The employer directly bears the cost of the car, making it "transport on behalf of the employer responsible for tax withholding". Given that the employee uses the car to visit a client, it is a business trip and therefore the actual costs of the car are untaxed.
Public transport: The employer can give the employee a tax-free kilometre allowance of up to €0.23 per kilometre for the public transport journey or reimburse the actual cost of the public transport tax-free where this is more.
Bike: The employer can grant the employee a tax-free kilometre allowance of up to €0.23 per kilometre for bicycle trips.
Practical Example 2
An employer has an agreement with a shared car company for all its employees. Under this agreement, provided a car is available, the employee can book it themselves (in the neighbourhood). The employees are permitted to book a car for business purposes at all times. Prior approval from the employer for the use of the car is not necessary, but private use is not permitted on pain of a fine. The employer checks for private use afterwards on the basis of invoices and keeps a record of this in the company’s admin files.
Question
What are the payroll tax consequences?
Answer
It is so that that a company car has been provided for the following reasons:
- The employee essentially has power of disposal (control) of the car during its use.
- The employee can drive the car and can decide for what purpose they will use the car.
The employer does not issue any specific instructions regarding the use of the car for a business purpose.

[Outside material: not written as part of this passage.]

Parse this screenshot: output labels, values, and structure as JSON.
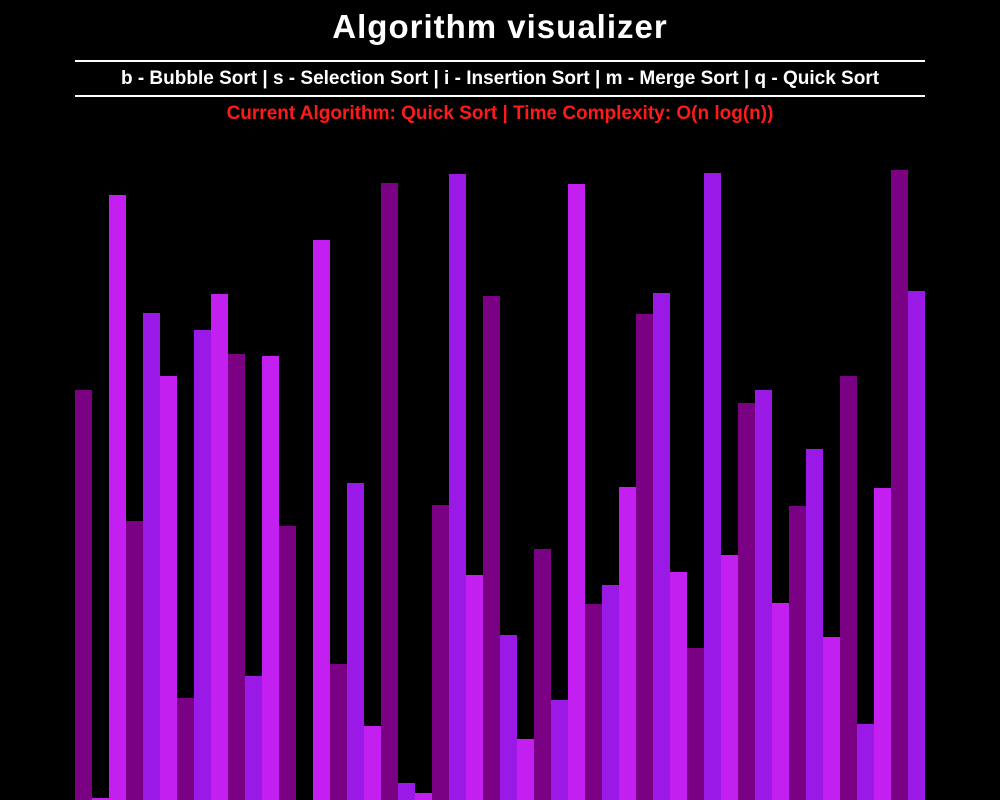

The employee may not use the car for private purposes, but could do so. Because checking only takes place after the event, the employer cannot prevent private use. The actual ban on private use means that the employer can prove that the car has been driven no more than 500 kilometres for private purposes on a calendar year basis (rule of rebuttal). The standard taxable benefit in kind of zero applies and any private use (i.e. up to 500 kilometres on a calendar year basis) will therefore be untaxed.